I could probably take on a project with seahorses and decide, for all time, why some of them grow fanciful hairdo’s (called cirri) and some dont.  Or the reason for spots on whale sharks.

For what?  For the far-out chance that someone, somewhere, will follow behind me in my career and take up the ball and continue the study? 

I think I’m past that.  I’m past the intellectually satisfying questions and beginning to see myself taking a position that uses knowledge to effect change.  

I want to be the person who realizes that seagrasses can be grown in coffee filters and transplanted with a 62% success rate.  I want to be the person who realizes that anchoring macroalgae-mats in disturbed seagrass areas encourages fish to recolonize the habitat.  I want to be the person quantifying the seahorse populations and pressing for public policy that will protect these little fish and their seagrass homes.  I want to be the person who’s out in the field, holding her nose against the sulfide smell of the mud, quantifying shoots and seeds.   

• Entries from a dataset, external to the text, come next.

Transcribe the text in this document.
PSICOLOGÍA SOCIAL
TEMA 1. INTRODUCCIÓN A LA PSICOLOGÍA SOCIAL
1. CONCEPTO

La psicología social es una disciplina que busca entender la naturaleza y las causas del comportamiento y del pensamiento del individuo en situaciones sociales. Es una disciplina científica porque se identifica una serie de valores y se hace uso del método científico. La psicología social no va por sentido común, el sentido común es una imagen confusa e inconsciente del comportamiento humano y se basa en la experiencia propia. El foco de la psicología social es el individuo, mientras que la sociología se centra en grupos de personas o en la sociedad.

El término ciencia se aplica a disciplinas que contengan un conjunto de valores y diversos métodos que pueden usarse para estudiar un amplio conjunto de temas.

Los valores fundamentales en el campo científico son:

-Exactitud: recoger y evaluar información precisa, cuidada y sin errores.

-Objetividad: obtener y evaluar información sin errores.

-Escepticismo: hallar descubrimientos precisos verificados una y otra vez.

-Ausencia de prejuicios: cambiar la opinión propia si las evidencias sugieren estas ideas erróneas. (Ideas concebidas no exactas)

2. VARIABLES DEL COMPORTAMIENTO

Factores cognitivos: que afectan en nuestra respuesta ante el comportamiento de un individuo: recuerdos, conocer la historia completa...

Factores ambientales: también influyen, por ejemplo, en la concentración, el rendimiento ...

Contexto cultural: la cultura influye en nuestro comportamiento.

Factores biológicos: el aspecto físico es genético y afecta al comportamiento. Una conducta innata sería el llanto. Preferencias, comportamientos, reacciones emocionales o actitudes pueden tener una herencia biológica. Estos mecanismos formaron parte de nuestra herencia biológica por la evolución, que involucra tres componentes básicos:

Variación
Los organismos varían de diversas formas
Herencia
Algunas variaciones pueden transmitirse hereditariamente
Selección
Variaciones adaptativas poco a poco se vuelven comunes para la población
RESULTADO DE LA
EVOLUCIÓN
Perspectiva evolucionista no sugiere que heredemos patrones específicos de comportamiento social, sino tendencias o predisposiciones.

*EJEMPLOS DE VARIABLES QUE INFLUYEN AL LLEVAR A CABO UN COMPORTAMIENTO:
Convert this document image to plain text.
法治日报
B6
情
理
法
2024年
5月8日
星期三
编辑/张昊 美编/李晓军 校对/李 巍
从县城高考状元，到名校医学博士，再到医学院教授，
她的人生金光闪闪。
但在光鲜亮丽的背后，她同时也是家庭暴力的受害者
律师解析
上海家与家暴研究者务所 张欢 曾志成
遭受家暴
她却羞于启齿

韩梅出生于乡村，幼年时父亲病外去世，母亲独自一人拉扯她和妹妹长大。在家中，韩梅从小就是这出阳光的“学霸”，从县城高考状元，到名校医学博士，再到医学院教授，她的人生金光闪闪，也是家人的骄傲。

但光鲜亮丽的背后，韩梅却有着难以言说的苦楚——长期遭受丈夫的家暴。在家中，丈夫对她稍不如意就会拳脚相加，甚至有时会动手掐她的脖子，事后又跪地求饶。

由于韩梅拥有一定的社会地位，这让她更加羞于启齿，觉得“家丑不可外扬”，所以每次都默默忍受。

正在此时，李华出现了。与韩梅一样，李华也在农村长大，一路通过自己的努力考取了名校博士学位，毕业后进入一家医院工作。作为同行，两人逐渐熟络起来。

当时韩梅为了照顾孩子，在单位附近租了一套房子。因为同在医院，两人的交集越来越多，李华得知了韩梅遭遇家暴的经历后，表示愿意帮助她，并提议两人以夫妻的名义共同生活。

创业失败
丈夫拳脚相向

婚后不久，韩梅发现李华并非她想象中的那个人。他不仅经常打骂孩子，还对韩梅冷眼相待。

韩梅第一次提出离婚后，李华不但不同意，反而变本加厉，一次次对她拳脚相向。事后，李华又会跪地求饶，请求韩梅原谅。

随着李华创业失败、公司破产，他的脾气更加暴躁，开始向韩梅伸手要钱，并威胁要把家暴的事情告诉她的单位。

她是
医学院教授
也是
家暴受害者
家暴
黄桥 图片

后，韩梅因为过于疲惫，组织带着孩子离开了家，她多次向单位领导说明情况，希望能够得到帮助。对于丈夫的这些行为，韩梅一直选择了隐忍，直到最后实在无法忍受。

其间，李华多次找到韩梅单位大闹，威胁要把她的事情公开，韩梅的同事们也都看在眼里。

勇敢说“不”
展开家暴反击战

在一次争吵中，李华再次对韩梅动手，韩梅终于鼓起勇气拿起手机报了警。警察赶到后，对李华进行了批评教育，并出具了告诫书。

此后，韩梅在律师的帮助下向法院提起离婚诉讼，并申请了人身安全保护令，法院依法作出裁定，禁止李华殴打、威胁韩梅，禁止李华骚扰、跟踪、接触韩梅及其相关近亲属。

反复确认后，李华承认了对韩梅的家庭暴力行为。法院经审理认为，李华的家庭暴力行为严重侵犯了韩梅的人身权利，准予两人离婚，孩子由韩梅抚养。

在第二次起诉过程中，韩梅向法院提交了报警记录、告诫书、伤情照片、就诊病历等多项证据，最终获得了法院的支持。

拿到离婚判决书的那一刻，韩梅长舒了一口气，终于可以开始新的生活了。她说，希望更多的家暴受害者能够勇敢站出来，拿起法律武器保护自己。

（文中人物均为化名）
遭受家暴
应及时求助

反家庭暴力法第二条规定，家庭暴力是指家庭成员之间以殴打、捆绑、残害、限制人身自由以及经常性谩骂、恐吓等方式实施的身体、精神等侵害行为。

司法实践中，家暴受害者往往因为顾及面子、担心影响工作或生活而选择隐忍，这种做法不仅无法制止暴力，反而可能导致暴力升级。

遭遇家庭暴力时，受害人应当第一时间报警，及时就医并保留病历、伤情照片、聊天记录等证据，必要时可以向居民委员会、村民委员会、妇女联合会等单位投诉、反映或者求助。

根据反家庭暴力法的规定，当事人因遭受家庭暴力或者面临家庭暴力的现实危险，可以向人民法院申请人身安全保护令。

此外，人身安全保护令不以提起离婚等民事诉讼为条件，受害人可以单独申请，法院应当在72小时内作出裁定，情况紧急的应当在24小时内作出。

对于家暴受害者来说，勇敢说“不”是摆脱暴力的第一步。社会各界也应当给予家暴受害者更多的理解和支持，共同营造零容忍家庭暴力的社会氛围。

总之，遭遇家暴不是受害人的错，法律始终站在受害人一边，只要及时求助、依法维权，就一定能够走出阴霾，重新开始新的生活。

I’d rather be the person that makes things happen instead of idly sitting back in a lab, safe in my slow collection and publication of knowledge, hoping for a better world.

I’m tired of hoping.  Aren’t you?  Aren’t you sick of listening to the endless warnings and calls to action?  Aren’t you sick of hearing about the end of the world and feeling powerless? 

Hope can be a deadly narcotic if we let it rob us of our ability to change the world around us right now.

Lets make it happen.  Lets run away from our lab coats and into the water.  Lets remember that all this learning and knowledge doesn’t mean a thing if we aren’t using it towards an idea of a better world.